00:38 on a un cas d'école ce soir, un cas pratique.
00:40 Ça concerne le carburant, avec le gouvernement qui met cette nouvelle solution
00:44 sur la table, qui est de dire "désormais on pourra vendre à perte le carburant
00:48 dans les stations-service", pour faire gagner logiquement
00:51 quelques dizaines de centimes par litre, c'est en tout cas la promesse aujourd'hui.
00:54 Est-ce que c'est habile comme solution ?
00:56 On voit bien pourquoi, c'est pour éviter que ce soit l'État
01:00 qui soit perdant dans cette affaire.
01:02 Disons que ça a peut-être plus de chances de freiner une augmentation
01:08 que d'entraîner une baisse.
01:11 Donc, ça joue vraiment à la marge de la marge.
01:16 C'est un sujet, très mauvais jeu de mots, qui est à la fois très inflammable,
01:20 évidemment, on se souvient tous des Gilets jaunes,
01:22 et vous reparlez des Gilets jaunes dans le livre,
01:23 mais c'est un sujet aussi qui montre à quel point l'État est nu.
01:27 Il n'y a plus de sous dans les caisses.
01:29 C'est-à-dire que c'est assez difficile, à la fois, de réduire les déficits,
01:33 de diminuer l'endettement, de financer la transformation écologique,
01:40 de consacrer une part considérable du revenu national à la politique sociale.
01:47 Voilà, on est le pays au monde où les impôts sont les plus élevés,
01:50 où les dépenses sociales sont les plus fortes,
01:53 et où donc, fabriquer un budget, c'est encore plus difficile qu'ailleurs.
01:58 – Mais pourquoi est-ce qu'il y a cette trouille systématique
02:00 au sommet de l'État dès qu'on parle de carburant ?
02:02 – Parce que l'État, même s'il est quelquefois un peu sourd,
02:06 a quand même un minimum de mémoire, et on sait qu'il n'y a pas eu simplement…
02:11 il y a eu les Gilets jaunes, mais il y a eu avant les routiers, etc.
02:15 Le carburant, c'est un problème, si j'ose dire, inflammable en permanence.
02:20 – Oui, dans votre livre "Un défi de roue", c'est d'essayer de comprendre
02:24 pourquoi est-ce qu'Emmanuel Macron génère chez beaucoup de Français de la haine.
02:27 Vous posez ce mot-là, de la haine.
02:29 Roselyne, vous voulez en parler, on va en parler dans une seconde.
02:31 D'abord, je vous cite Alain, Emmanuel Macron a réveillé la haine,
02:35 cette maladie génétique qui depuis toujours fracture les Français.
02:39 La haine, elle était là, elle sommeillait en nous,
02:41 ou en beaucoup de Français.
02:42 – Oui, absolument, et dans l'histoire de la France,
02:45 pas simplement dans l'histoire moderne, dans l'histoire éternelle de la France,
02:49 la haine a été un de nos grands défauts nationaux permanents.
02:56 On parle de l'Ancien Régime, l'Ancien Régime a été traversé en permanence
03:01 par des soulèvements, des divisions, des guerres civiles, des guerres de religion,
03:07 et depuis la fin de l'Ancien Régime, donc depuis la Révolution,
03:11 on a connu 15 constitutions, donc ça veut dire que les Français
03:15 en ont envoyé balader 14, et c'est un record du monde.
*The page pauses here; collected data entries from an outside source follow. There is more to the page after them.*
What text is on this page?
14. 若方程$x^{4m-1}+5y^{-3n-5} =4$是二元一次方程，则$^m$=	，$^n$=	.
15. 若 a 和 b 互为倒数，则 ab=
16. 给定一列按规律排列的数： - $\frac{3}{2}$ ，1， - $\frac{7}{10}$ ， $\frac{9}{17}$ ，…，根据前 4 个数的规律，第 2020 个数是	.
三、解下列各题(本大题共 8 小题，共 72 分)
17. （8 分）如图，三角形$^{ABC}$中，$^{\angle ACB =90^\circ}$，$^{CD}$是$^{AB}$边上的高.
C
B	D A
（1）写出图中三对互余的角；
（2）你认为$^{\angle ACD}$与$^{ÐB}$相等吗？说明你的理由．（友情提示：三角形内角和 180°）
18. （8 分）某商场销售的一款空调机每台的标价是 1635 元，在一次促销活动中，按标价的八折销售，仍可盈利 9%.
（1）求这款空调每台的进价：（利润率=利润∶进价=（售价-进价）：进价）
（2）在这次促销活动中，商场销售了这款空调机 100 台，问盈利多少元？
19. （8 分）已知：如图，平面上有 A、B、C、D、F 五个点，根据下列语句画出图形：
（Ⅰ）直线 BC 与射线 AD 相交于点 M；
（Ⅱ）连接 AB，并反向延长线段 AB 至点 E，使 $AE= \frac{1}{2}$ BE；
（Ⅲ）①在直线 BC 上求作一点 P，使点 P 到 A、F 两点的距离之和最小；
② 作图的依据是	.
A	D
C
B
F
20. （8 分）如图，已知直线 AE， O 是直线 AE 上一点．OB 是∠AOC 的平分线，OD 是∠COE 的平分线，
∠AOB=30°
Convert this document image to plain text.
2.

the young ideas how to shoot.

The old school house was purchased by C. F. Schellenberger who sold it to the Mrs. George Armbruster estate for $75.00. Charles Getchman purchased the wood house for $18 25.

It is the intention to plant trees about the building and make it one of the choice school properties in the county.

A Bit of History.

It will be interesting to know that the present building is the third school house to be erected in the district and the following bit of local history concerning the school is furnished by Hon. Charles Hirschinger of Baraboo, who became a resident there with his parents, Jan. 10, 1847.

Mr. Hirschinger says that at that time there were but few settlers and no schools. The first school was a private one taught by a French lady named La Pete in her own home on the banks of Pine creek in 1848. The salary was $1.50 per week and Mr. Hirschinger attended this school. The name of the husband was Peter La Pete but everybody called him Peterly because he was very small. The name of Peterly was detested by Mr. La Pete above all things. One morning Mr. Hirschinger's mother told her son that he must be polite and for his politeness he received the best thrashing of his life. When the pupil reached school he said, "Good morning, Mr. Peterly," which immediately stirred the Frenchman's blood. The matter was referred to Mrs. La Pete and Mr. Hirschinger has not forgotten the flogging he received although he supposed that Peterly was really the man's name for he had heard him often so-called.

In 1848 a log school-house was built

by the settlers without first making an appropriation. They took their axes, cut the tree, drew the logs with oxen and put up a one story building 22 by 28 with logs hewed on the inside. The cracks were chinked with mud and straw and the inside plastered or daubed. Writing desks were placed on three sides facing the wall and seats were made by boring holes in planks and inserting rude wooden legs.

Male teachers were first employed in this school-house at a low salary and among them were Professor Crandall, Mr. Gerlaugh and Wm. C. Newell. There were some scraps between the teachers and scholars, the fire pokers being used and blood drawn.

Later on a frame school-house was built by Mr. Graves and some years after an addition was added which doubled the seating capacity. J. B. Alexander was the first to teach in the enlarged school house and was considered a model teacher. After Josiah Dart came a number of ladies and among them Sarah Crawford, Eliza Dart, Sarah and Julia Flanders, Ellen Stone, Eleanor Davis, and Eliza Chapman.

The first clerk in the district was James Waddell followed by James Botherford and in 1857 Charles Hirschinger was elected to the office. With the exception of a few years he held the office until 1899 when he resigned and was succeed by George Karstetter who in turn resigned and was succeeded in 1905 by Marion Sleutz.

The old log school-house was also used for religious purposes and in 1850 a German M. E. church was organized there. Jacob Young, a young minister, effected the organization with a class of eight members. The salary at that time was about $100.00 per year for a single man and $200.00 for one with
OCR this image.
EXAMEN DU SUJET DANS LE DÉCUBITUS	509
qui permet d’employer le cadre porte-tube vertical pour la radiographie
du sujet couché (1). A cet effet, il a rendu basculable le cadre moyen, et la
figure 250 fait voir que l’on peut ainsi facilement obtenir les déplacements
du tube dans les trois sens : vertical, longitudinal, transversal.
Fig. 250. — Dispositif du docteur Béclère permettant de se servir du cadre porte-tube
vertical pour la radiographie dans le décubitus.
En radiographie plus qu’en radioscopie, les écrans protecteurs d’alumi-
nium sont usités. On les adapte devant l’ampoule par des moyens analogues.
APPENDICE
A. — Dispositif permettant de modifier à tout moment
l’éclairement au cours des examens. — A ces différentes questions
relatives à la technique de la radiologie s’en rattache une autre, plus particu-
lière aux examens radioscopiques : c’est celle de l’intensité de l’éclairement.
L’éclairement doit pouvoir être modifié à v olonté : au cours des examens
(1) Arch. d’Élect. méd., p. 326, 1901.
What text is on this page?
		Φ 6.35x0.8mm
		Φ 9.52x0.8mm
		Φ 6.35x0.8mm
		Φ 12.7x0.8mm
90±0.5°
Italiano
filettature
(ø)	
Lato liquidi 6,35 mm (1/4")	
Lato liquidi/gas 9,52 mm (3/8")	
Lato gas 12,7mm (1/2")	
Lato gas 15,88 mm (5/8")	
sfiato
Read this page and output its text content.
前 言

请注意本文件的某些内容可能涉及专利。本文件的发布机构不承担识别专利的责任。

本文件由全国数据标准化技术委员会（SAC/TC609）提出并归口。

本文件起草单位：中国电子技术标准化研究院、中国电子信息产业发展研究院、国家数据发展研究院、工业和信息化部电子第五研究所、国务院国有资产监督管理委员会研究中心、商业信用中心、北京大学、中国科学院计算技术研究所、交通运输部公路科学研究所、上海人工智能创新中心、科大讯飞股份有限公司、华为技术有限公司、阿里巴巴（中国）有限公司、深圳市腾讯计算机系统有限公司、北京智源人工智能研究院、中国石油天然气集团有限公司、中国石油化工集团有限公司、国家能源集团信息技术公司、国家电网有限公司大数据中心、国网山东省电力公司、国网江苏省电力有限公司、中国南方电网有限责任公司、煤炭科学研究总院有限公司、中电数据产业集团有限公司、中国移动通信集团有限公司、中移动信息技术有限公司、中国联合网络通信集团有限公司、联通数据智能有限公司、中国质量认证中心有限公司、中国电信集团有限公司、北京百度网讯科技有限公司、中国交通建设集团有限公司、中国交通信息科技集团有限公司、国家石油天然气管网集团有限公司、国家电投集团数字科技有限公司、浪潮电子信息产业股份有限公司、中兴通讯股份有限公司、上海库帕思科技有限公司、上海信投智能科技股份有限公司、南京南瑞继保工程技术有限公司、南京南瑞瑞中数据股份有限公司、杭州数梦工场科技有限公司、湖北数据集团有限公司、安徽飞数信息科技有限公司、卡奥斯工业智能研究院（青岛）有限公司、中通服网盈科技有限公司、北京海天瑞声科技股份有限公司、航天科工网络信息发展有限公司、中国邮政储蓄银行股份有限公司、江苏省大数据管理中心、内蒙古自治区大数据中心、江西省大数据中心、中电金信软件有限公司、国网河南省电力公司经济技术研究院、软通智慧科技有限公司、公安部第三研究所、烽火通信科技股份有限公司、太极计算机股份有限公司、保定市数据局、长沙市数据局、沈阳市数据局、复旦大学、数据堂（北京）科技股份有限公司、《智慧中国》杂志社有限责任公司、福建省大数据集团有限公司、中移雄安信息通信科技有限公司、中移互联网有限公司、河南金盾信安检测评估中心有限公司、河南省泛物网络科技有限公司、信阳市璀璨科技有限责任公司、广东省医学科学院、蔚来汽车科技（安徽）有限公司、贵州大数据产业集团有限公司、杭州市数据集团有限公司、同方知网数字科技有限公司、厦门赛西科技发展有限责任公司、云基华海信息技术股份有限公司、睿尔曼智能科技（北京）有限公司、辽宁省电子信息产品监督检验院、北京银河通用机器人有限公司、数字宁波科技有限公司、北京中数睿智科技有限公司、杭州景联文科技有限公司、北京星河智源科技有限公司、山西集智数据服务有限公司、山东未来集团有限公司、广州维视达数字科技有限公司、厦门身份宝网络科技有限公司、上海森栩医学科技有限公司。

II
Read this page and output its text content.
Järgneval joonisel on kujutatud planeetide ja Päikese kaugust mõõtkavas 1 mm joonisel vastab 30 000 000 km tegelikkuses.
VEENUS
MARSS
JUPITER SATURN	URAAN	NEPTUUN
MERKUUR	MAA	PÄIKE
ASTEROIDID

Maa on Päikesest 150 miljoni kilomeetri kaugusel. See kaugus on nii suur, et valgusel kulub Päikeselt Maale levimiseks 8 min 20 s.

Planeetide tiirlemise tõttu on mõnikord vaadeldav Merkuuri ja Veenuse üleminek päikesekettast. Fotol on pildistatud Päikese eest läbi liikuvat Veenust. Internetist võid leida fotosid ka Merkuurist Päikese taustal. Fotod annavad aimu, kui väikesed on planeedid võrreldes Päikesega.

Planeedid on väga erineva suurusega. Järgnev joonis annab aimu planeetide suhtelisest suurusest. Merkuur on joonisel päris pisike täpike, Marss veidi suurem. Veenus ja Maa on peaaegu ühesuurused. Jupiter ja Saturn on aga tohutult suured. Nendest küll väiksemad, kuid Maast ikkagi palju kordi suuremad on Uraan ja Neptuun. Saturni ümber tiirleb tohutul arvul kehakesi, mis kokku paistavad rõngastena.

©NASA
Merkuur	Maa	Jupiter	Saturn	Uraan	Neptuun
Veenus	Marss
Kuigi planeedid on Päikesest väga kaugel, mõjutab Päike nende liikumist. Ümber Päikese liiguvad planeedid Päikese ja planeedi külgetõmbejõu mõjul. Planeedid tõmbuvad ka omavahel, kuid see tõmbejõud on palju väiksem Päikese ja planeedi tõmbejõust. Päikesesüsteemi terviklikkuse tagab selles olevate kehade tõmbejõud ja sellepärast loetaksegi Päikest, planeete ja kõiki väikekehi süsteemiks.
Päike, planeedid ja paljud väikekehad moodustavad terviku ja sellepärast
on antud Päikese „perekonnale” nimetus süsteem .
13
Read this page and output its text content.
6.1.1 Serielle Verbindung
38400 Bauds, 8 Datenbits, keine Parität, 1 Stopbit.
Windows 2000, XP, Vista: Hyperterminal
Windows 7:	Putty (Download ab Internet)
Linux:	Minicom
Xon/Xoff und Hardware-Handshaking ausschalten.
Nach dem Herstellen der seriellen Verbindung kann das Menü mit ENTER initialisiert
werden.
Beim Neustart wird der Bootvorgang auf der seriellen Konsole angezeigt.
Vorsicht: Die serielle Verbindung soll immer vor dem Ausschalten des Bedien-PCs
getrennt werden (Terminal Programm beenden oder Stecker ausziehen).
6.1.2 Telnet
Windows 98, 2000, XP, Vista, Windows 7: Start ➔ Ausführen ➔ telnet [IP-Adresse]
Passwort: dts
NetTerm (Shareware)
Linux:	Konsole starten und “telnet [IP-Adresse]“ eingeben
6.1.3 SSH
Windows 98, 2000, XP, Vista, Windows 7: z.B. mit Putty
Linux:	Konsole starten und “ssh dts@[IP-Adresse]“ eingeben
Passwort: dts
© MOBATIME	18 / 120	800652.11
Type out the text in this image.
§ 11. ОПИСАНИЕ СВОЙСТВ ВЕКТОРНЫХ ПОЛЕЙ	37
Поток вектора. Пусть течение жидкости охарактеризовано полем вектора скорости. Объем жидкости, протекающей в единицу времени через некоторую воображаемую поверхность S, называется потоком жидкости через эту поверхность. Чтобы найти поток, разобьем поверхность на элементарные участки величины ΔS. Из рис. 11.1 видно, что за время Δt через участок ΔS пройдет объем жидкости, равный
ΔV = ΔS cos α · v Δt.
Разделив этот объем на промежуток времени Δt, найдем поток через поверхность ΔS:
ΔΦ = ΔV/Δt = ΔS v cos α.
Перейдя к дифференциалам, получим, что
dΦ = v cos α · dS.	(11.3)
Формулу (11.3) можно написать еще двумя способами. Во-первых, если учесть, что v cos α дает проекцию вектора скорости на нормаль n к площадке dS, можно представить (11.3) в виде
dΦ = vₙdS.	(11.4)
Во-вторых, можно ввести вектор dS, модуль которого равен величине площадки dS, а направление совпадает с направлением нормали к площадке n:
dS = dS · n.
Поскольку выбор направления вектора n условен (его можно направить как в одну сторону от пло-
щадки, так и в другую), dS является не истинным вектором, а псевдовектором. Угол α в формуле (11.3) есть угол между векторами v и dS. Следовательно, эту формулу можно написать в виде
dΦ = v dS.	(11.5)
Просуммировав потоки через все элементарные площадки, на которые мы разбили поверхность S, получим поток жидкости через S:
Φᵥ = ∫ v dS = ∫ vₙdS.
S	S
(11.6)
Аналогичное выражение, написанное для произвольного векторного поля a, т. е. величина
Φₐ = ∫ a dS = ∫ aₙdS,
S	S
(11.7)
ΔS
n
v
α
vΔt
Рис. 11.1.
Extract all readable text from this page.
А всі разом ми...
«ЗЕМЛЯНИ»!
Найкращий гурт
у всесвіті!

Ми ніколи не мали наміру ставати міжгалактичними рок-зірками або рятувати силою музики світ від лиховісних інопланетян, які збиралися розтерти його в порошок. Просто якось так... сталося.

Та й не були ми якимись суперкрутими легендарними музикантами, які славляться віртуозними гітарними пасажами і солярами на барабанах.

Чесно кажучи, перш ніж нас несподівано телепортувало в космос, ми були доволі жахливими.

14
03:19 On est un pays déchiré, on est un pays fracturé,
03:23 qui se retrouve et se rassemble dans des circonstances exceptionnelles très rares.
03:29 – Oui, de plus en plus rares peut-être.
03:30 – Oui, en tout cas très rares, et qui est un des pays au monde
03:36 les plus difficiles à gouverner.
03:38 – Roselyne.
03:39 – Ce livre est passionnant, je trouve qu'on devrait l'acheter
03:42 et le donner à tous les élèves dans Terminal pour avoir une vision historique.
03:46 – Très bonne idée.
03:48 Alain Valide.
03:50 – Parce que c'est un livre comme l'est Alain, mesuré, documenté.
03:55 Effectivement, le passage sur la haine m'a beaucoup interpellé,
04:00 parce que ce qui m'a frappé dans la vie politique,
04:02 que la haine soit suscitée à l'extrême gauche ou à l'extrême droite,
04:06 j'allais dire c'est assez logique.
04:08 Mais quand je vois mes anciens camarades des Républicains,
04:11 qui devraient avoir vis-à-vis d'Emmanuel Macron
04:13 une position d'opposant certes déterminée,
04:17 mais responsable et mesurée.
04:21 Ce déferlement de haine qu'on entend par exemple
04:23 chez un type comme Olivier Marlex,
04:26 montre aussi qu'il y a des choses qui se sont désagrégées dans la politique,
04:31 des structurations qui se sont désagrégées.
04:34 Et puis aussi je pense, et j'irai même encore plus loin que vous,
04:39 c'est-à-dire que c'est aussi la faillite des idéologies
04:42 qui fait que comme on ne peut plus parler aux gens,
04:45 comme le monde est trop complexe, trop émietté,
04:49 on se dit "ce type vous veut du mal".
04:52 C'est ça le discours qui continue.
04:55 C'est "ce type vous veut du mal, c'est lui qui vous hait,
05:00 donc il faut le haïr",
05:01 parce que finalement c'est beaucoup plus simple d'en appeler
05:04 que de dire "mais qu'est-ce qui se passe dans le monde".
05:07 Est-ce qu'on peut surmonter quelque chose d'aussi profond ?
05:11 – On peut surmonter parce qu'on a eu beaucoup de choses
05:14 à surmonter dans le passé,
05:15 mais c'est vrai que c'est un handicap de plus
05:19 dans une situation qui est déjà compliquée.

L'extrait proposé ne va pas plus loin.